Non lo voleva baciare, in quei momenti. Non lo voleva toccare. Non voleva appropriarsene come fosse un oggetto suo, portarlo via da quella casa, da Kate. Non voleva turbare nulla di quelle scene, non voleva cambiare un solo particolare.
Bingham aveva fatto molto più che rendere immensamente felice Matt: aveva donato a lui i soli momenti di pace della sua esistenza da quando lo conosceva. Quando li guardava stare insieme era sereno. La tenerezza lo invadeva. Una tenerezza placida e appagante come nessun altro sentimento avesse mai provato.
Il solo pensiero di quel bambino aveva avuto il potere di calmare l’accesso di rabbia e desiderio che l’aveva colpito poco prima. È vero, Matt, si era detto infuriato, non hai mai dovuto chiedere un cazzo di niente. Non a me.
Scosse la testa. Finì lentamente la sua birra, godendosela fino all’ultimo sorso, poi si accese una sigaretta e guardò Matt sporgersi dal balcone al suono della macchina di Kate che entrava in cortile.
 
*
 
“Te l’ho detto quello che penso davvero, Dom!”.
“No, non è vero. Ti sei trattenuta per non dare corda a questo coglione e per non offendere me”.
“È molto carina. È… frizzante”.
“Che sarebbe la maniera mondana di mia moglie per dire che la tira in giro con la fionda”.
“MATT! Non è vero!”
“Pfff…”
“Nessun danno, K, penso che Dom lo sapesse già”.
“Non ho mai insinuato niente di simile!”
“Ha due tette che fanno capoluogo di provincia, è figa, ed ha il cervello di un cagnolino pechinese. Questa è la mia opinione, Dom”.
“Che non è stata richiesta da nessuno, Bells”.
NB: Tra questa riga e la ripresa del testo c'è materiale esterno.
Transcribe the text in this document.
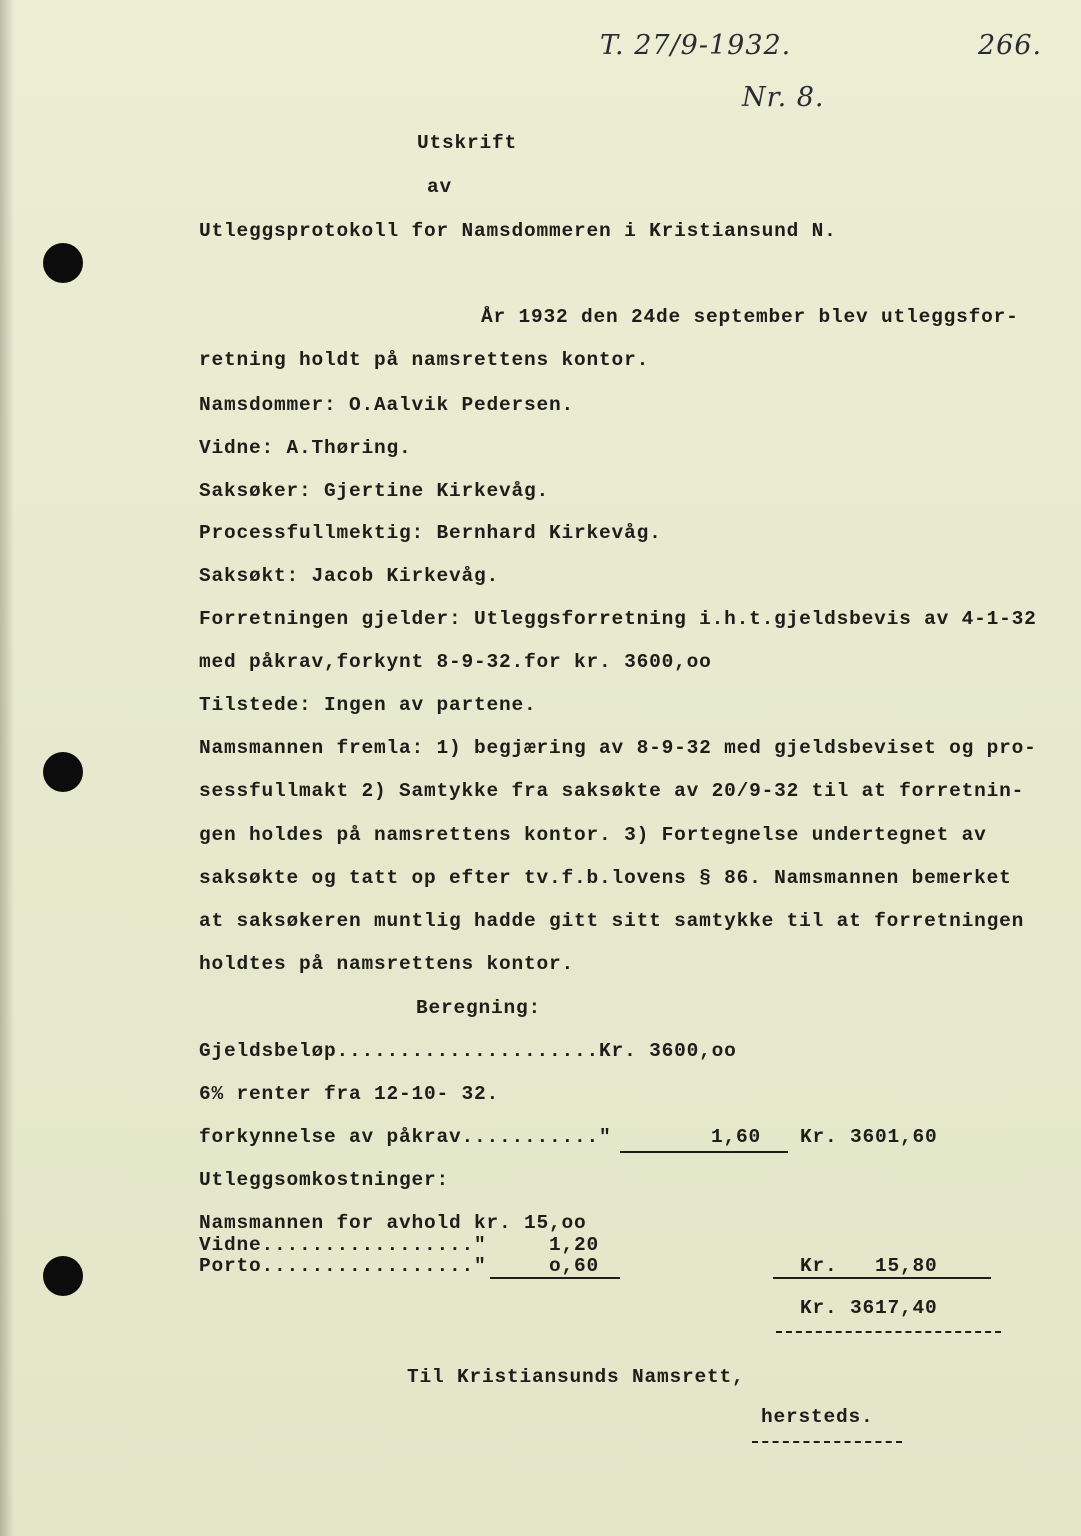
T. 27/9-1932.	266.
Nr. 8.
Utskrift
av
Utleggsprotokoll for Namsdommeren i Kristiansund N.
År 1932 den 24de september blev utleggsfor-
retning holdt på namsrettens kontor.
Namsdommer: O.Aalvik Pedersen.
Vidne: A.Thøring.
Saksøker: Gjertine Kirkevåg.
Processfullmektig: Bernhard Kirkevåg.
Saksøkt: Jacob Kirkevåg.
Forretningen gjelder: Utleggsforretning i.h.t.gjeldsbevis av 4-1-32
med påkrav,forkynt 8-9-32.for kr. 3600,oo
Tilstede: Ingen av partene.
Namsmannen fremla: 1) begjæring av 8-9-32 med gjeldsbeviset og pro-
sessfullmakt 2) Samtykke fra saksøkte av 20/9-32 til at forretnin-
gen holdes på namsrettens kontor. 3) Fortegnelse undertegnet av
saksøkte og tatt op efter tv.f.b.lovens § 86. Namsmannen bemerket
at saksøkeren muntlig hadde gitt sitt samtykke til at forretningen
holdtes på namsrettens kontor.
Beregning:
Gjeldsbeløp.....................Kr. 3600,oo
6% renter fra 12-10- 32.
forkynnelse av påkrav..........."	1,60 Kr. 3601,60
Utleggsomkostninger:
Namsmannen for avhold kr. 15,oo
Vidne................."	1,20
Porto................."	o,60	Kr.   15,80
Kr. 3617,40
Til Kristiansunds Namsrett,
hersteds.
“Andiamo, è… Oh, insomma, Dom, te la vuoi sposare?”
“No!”
“E allora l’opinione di Matt può bastarti, direi!”
“Dov’è il mio bambino? Dov’è quel fantastico gnomo? Voglio che mimi a Dom la scena di prima all’edicola”.
“Matt, ti avverto, io ci rido e scherzo quanto vuoi, ma non intendo far crescere mio figlio come uno scaricatore di porto”.
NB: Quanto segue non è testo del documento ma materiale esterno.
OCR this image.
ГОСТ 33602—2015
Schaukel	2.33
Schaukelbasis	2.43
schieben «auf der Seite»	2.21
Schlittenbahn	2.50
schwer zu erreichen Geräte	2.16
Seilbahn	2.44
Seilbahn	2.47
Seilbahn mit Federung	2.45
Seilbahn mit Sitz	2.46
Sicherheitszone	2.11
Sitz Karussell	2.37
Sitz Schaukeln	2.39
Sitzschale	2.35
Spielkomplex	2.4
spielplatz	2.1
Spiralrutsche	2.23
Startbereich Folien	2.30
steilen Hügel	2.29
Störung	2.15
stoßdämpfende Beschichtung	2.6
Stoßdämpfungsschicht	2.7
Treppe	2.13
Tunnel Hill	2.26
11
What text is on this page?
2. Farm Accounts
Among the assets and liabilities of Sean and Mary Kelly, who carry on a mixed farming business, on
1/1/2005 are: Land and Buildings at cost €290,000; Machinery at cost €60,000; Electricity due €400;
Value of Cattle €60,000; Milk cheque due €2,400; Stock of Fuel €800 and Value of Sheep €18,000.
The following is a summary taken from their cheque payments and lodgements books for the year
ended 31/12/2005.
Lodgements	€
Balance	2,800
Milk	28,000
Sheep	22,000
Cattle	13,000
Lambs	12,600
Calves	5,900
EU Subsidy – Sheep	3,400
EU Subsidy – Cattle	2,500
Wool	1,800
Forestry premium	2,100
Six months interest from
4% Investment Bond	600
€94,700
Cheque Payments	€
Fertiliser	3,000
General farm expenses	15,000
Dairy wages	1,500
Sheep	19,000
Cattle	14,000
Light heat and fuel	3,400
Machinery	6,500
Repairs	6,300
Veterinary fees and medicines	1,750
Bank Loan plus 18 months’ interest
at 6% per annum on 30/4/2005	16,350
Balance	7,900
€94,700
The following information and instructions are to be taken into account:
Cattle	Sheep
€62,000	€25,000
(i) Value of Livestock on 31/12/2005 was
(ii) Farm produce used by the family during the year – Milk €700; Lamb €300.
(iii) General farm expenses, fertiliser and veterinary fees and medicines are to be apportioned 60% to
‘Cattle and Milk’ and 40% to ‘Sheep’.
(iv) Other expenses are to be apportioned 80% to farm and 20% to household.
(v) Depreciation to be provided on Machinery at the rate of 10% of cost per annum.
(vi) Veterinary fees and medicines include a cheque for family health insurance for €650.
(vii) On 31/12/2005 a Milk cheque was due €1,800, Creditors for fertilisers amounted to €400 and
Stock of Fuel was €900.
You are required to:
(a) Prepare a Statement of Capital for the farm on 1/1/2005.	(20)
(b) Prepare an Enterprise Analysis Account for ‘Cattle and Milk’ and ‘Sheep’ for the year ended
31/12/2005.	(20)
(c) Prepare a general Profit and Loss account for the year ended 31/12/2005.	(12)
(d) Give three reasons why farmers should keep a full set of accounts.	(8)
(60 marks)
“Dov’è, K? Perché l’hai lasciato da quello schianto di mia suocera? Gli avevo promesso che guardavamo insieme Spiderman stasera!”
“C’è la riunione dei nipoti a casa dei miei. C’è anche Ryder, suo padre l’ha lasciato lì dopo aver passato il week-end con lui. Li spupazzano in gruppo, come i cuccioli di gatto”.
“Mi manca già”.
“Awww”.
“Kate, l’hai fatto tu quel verso?”
“Io e Dom. Insieme”.
“Gesù”.
 
*
 
“Settant’anni si hanno una volta sola. Grazie a Dio”.
Diverse risate si levarono dai numerosi tavoli sparsi in giardino, alcune sincere, altre meno – ma essendo gli invitati per la maggior parte attori Dom non riusciva a capire bene. In ogni caso, Goldie si lisciò con aria soddisfatta il satin del proprio vestito e andò avanti con il discorso di rito.
“Basta con queste scemenze. Vi voglio tutti ubriachi e felici come me in meno di mezz’ora, altrimenti mi offenderò molto. Vietato distruggere le mie preziose azalee, traumatizzare i miei nipoti e tentare di rimorchiare la mia splendida figlia, che ha festeggiato settimana scorsa i tre anni di matrimonio. Fatele un applauso, su! Matthew, tesoro, va tutto bene, bevi un bicchier d’acqua e l’iperventilazione sparirà. È imbarazzante, se ad applaudirlo non è il festival di Glastonbury gli viene una crisi di nervi. Com’è inglese! Inspira, espira, ecco, così… Ah sì, Kurt, la smetto, scusa, è che sono ubriaca, l’ho detto prima. Scatenatevi!”.
I numerosi invitati scoppiarono in un boato di approvazione e si gettarono come cavallette sul luculliano buffet che era stato allestito per loro. Tom, Chris e Dom continuarono a dare sin troppo poderose pacche sulla schiena a Matt anche quando lui sembrò essersi ripreso dallo champagne che aveva tentato di ucciderlo andandogli di traverso. Matt lanciò loro uno sguardo infuriato.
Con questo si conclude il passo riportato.